[edit]
Natural Compression for Distributed Deep Learning
Proceedings of Mathematical and Scientific Machine Learning, PMLR 190:129-141, 2022.
Abstract
Modern deep learning models are often trained in parallel over a collection of distributed machines to reduce training time. In such settings, communication of model updates among machines becomes a significant performance bottleneck and various lossy update compression techniques have been proposed to alleviate this problem. In this work, we introduce a new, simple yet theoretically and practically effective compression technique: {\em natural compression ($C_{\text{nat}}$)}. Our technique is applied individually to all entries of the to-be-compressed update vector and works by randomized rounding to the nearest (negative or positive) power of two, which can be computed in a “natural” way by ignoring the mantissa.

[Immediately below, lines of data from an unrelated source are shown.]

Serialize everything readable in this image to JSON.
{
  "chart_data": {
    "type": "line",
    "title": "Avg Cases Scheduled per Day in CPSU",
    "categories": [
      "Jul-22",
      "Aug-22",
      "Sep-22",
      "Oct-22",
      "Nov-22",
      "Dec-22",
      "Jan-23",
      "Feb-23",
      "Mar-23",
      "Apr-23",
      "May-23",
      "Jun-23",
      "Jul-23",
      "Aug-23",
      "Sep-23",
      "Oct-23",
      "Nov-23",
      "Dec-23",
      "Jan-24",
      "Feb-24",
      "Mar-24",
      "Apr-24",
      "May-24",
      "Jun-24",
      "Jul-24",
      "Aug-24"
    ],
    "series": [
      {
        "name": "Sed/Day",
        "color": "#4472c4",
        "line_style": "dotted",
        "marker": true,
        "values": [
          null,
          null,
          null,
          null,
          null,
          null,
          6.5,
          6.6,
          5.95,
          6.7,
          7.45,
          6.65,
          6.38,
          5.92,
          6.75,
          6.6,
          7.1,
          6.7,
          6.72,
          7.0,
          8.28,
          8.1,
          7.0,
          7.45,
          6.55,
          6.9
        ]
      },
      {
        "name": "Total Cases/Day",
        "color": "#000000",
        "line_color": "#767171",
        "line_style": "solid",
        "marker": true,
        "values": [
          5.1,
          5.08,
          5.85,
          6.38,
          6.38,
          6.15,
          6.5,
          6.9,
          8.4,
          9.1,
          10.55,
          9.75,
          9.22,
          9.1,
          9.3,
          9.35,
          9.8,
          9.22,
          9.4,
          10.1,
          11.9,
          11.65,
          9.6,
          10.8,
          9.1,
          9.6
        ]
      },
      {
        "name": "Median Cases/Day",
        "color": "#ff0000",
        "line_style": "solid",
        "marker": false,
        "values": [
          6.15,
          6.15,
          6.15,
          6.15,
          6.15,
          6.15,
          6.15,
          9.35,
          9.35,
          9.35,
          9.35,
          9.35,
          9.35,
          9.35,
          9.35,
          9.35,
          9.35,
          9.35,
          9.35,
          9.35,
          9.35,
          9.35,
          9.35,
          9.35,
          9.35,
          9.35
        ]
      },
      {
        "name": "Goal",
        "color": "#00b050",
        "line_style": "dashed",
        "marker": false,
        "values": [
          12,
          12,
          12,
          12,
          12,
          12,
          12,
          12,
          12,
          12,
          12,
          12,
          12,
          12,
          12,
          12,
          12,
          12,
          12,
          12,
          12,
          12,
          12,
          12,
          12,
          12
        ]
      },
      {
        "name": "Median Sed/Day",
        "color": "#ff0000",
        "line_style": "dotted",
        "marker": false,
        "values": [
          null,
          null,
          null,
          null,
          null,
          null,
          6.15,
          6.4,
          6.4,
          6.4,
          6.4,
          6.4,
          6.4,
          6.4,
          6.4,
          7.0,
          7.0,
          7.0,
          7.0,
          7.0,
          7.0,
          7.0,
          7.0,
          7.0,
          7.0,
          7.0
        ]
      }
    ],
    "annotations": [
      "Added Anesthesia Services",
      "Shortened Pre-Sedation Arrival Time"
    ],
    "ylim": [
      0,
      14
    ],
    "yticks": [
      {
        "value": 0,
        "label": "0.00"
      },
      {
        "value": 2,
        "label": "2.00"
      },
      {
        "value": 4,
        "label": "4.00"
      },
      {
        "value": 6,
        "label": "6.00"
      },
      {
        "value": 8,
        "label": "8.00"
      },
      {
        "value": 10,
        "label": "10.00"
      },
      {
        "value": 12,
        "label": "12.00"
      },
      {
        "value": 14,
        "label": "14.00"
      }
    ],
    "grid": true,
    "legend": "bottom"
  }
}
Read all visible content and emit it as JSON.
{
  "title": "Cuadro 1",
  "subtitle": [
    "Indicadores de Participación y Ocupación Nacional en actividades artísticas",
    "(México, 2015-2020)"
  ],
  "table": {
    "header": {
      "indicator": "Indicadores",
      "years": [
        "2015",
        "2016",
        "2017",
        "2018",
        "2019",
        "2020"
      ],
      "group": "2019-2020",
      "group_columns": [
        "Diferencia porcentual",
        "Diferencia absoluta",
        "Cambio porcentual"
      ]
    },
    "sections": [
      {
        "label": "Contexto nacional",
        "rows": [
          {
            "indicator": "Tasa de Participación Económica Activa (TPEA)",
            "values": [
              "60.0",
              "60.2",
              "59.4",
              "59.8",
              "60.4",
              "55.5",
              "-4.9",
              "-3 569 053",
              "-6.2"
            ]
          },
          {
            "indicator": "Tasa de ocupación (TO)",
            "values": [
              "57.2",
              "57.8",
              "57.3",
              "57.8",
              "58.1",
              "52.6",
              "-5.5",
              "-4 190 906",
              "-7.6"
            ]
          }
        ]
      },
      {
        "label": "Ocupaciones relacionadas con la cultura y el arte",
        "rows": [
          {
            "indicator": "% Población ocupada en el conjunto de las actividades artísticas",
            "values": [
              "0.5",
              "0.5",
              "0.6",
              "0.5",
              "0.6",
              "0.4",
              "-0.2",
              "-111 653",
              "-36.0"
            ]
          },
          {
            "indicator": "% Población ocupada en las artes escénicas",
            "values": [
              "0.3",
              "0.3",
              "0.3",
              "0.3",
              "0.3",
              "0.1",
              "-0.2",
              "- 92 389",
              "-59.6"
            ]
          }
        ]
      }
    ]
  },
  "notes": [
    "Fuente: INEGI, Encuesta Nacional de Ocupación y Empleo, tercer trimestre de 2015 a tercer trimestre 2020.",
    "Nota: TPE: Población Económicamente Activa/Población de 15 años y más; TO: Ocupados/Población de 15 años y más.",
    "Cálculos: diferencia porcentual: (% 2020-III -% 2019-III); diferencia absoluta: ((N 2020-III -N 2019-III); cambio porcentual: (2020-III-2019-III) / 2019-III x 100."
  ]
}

We show that compared to no compression, $C_{\text{nat}}$ increases the second moment of the compressed vector by not more than the tiny factor $\frac{9}{8}$, which means that the effect of $C_{\text{nat}}$ on the convergence speed of popular training algorithms, such as distributed SGD, is negligible. However, the communications savings enabled by $C_{\text{nat}}$ are substantial, leading to {\em $3$-$4\times$ improvement in overall theoretical running time}. For applications requiring more aggressive compression, we generalize $C_{\text{nat}}$ to {\em natural dithering}, which we prove is {\em exponentially better} than the common random dithering technique. Our compression operators can be used on their own or in combination with existing operators for a more aggressive combined effect, and offer new state-of-the-art both in theory and practice.